According to Reddit, Perplexity’s CEO promised Reddit’s top lawyer more than a year ago to respect Reddit’s digital walls. Perplexity, which makes what it calls an AI “answer” engine and an AI-specialized web browser, instead found another way to siphon Reddit pages, the company says.

(The Washington Post has partnerships with Perplexity and OpenAI.)

Reddit’s lawsuit, filed Wednesday in a New York federal court, said that Perplexity hired at least one data-siphoning middleman to grab many billions of pages of Reddit material indirectly, from Google search results.

Those middlemen allegedly used technically sophisticated tactics to get around Google’s digital defenses against unwanted siphoning by bots. Reddit said that it obtained this information from a subpoena to Google in a different, secret lawsuit.

Reddit’s lawsuit compared what Perplexity and the bot-for-hire middlemen did to “bank robbers” who know they can’t get into the bank vault and “break into the armored truck carrying the cash instead.”

In a post on Reddit, Perplexity said that Reddit is after money. The lawsuit is a “sad example of what happens when public data becomes a big part of a public company’s business model,” Perplexity said.

Google said that it has “strong technical measures to prevent this type of malicious abuse, because it undermines the choices websites make about who can access their content.”

What this means for you

Experts have said that the law generally protects technology companies that take copyrighted materials like news articles, books, and movies and put them to a new, creative use. Many AI companies say that their products meet that legal standard.

Blake Reid, an associate professor at the University of Colorado Law School, said that Reddit’s case adds an extra wrinkle: The company doesn’t hold the copyright to Reddit posts. The people who created those posts do. Reid said that helps make the lawsuit’s outcome unpredictable.

Regardless, AI keeps running into a paradox: To be useful, new forms of AI rely on ingesting vast swaths of the past, present, and future internet. But doing so can increase costs and divert users from websites, which imperils the internet we use.

We’ve heard similar complaints before. Entertainment companies sued YouTube for giving you free access to their creations. Music companies have howled over TikTok letting you create dance videos to Taylor Swift tunes. News organizations have groused that Google and Facebook let you browse the news without buying newspapers or visiting news websites.

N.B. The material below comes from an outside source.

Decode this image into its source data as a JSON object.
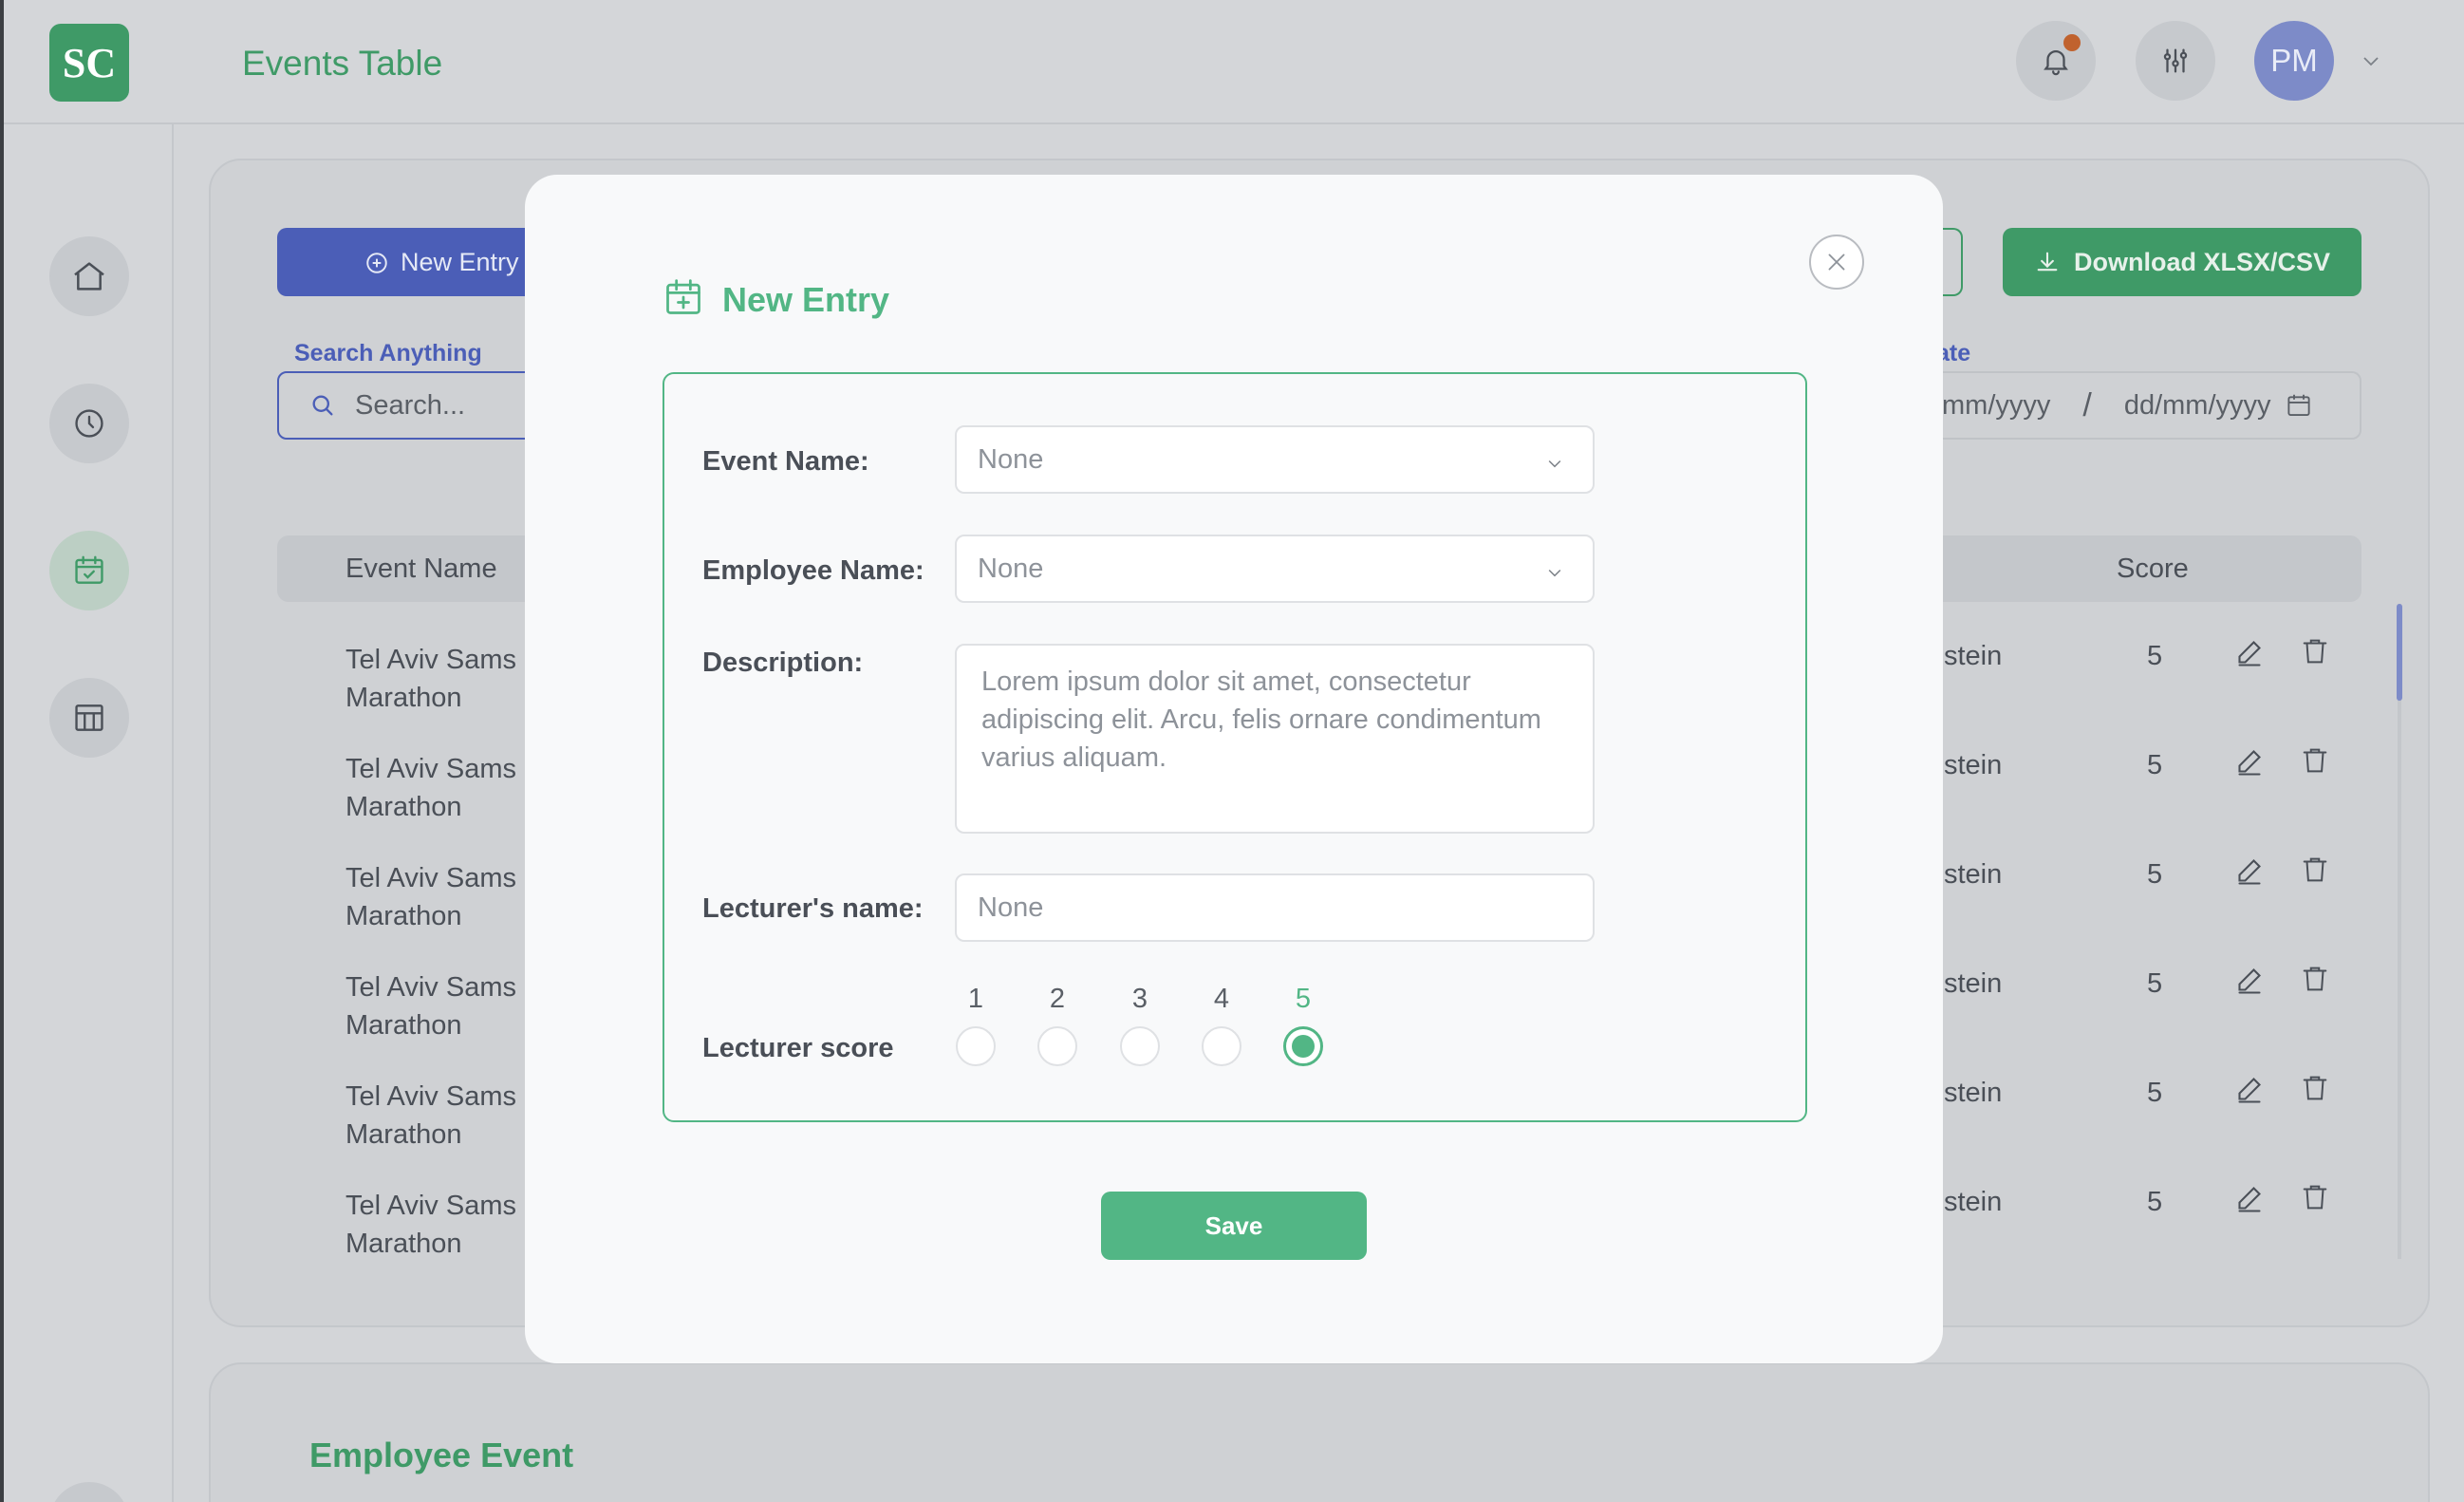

The content companies have typically found ways to grudgingly live with, and even profit from, the technology upstarts. AI is different, said Toshit Panigrahi, CEO of TollBit, which helps websites get paid for AI data collection.

AI services grab information at warp speed and at industrial scale from so many places, including news and entertainment sites, cruise operators, and furniture sellers. Panigrahi said that the old pattern — technology changes are good for us and the owners of digital creations — may no longer apply.

“This is changing how the internet works fundamentally,” he said.